19And it came to pass, that when the gates of Jerusalem began to be dark before the sabbath, I commanded that the gates should be shut, and charged that they should not be opened till after the sabbath: and some of my servants set I at the gates, that there should no burden be brought in on the sabbath day. 20So the merchants and sellers of all kind of ware lodged without Jerusalem once or twice. 21Then I testified against them, and said to them, Why lodge you about the wall? if you do so again, I will lay hands on you. From that time forth came they no more on the sabbath.

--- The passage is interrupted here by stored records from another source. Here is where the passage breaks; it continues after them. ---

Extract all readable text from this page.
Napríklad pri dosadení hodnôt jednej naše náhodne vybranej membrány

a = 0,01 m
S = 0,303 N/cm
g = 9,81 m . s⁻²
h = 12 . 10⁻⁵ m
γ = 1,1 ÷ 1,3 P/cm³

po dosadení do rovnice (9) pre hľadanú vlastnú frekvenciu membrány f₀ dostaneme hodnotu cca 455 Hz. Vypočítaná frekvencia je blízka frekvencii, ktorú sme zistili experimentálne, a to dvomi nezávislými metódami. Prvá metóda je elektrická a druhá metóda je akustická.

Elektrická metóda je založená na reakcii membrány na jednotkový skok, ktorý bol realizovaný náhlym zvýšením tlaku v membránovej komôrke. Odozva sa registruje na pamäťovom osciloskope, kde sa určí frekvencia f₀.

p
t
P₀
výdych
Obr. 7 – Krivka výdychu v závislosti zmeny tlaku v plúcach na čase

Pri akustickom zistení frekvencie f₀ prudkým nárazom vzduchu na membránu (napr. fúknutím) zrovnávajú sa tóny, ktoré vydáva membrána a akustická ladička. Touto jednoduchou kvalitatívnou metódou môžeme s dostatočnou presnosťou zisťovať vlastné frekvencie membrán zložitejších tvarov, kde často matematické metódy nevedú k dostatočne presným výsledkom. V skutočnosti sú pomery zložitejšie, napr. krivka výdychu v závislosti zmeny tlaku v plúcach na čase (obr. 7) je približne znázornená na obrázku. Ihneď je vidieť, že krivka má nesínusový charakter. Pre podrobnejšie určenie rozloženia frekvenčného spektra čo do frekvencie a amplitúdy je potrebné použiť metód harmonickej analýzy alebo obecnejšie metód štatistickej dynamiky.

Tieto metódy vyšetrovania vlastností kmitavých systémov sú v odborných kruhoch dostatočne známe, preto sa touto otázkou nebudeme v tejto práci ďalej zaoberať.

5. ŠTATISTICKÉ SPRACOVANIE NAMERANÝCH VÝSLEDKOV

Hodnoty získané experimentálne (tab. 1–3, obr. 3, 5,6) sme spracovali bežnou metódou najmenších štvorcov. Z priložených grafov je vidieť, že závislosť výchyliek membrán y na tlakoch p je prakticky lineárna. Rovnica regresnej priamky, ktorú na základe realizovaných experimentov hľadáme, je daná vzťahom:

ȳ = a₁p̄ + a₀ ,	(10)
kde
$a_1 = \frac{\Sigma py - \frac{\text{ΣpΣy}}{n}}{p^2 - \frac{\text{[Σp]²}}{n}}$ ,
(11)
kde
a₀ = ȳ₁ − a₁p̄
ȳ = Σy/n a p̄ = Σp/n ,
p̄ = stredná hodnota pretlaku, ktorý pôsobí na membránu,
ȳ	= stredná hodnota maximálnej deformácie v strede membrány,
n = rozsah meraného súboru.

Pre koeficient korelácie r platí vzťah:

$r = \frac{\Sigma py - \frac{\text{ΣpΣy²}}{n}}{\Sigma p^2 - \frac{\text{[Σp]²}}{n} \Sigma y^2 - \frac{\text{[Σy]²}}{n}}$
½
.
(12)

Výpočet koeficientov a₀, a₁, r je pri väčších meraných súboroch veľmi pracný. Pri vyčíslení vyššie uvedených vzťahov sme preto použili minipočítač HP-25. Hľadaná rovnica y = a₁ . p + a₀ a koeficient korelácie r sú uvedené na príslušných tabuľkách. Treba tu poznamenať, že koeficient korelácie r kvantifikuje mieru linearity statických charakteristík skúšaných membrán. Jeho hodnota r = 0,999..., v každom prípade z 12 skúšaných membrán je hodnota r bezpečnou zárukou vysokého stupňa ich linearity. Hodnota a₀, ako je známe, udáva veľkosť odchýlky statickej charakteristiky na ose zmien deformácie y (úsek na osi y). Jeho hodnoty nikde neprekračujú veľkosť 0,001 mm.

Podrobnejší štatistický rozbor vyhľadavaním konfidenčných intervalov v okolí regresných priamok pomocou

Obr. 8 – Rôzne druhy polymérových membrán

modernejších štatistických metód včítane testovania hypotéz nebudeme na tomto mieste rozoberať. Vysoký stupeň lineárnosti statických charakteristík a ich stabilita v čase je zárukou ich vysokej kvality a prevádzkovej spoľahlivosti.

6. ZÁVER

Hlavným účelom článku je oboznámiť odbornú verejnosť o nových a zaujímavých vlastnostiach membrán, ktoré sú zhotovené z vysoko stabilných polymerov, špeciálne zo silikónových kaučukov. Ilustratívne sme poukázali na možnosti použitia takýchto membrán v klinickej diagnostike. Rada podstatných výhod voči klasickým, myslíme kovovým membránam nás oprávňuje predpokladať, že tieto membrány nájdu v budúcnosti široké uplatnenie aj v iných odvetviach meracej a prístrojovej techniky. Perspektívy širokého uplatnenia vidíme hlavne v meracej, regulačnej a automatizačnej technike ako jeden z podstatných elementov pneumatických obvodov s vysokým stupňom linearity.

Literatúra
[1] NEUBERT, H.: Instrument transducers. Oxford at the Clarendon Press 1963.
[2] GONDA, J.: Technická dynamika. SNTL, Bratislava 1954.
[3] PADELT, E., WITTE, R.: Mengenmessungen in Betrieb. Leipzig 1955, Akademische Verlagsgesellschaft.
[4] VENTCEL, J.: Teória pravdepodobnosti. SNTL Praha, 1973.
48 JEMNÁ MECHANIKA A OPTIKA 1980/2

This bit of Scripture is often used to support an even to even reckoning of the day. My question is, why does it matter when they closed the gate? That is what is usually mentioned here. The thing is, the gate was shut every night. Nehemiah 7:3
1Now it came to pass, when the wall was built, and I had set up the doors, and the porters and the singers and the Levites were appointed, 2That I gave my brother Hanani, and Hananiah the ruler of the palace, charge over Jerusalem: for he was a faithful man, and feared God above many. 3And I said to them, Let not the gates of Jerusalem be opened until the sun be hot; and while they stand by, let them shut the doors, and bar them: and appoint watches of the inhabitants of Jerusalem, every one in his watch, and every one to be over against his house.
I think we should be focusing on the break in the weekly pattern. This is the fact that the gate was not opened on the 7th day daylight period to keep the merchants out. We probably can agree on this. What we may not agree with is that I maintain this bit of Scripture has nothing to do with defining an even to even reckoning of the day.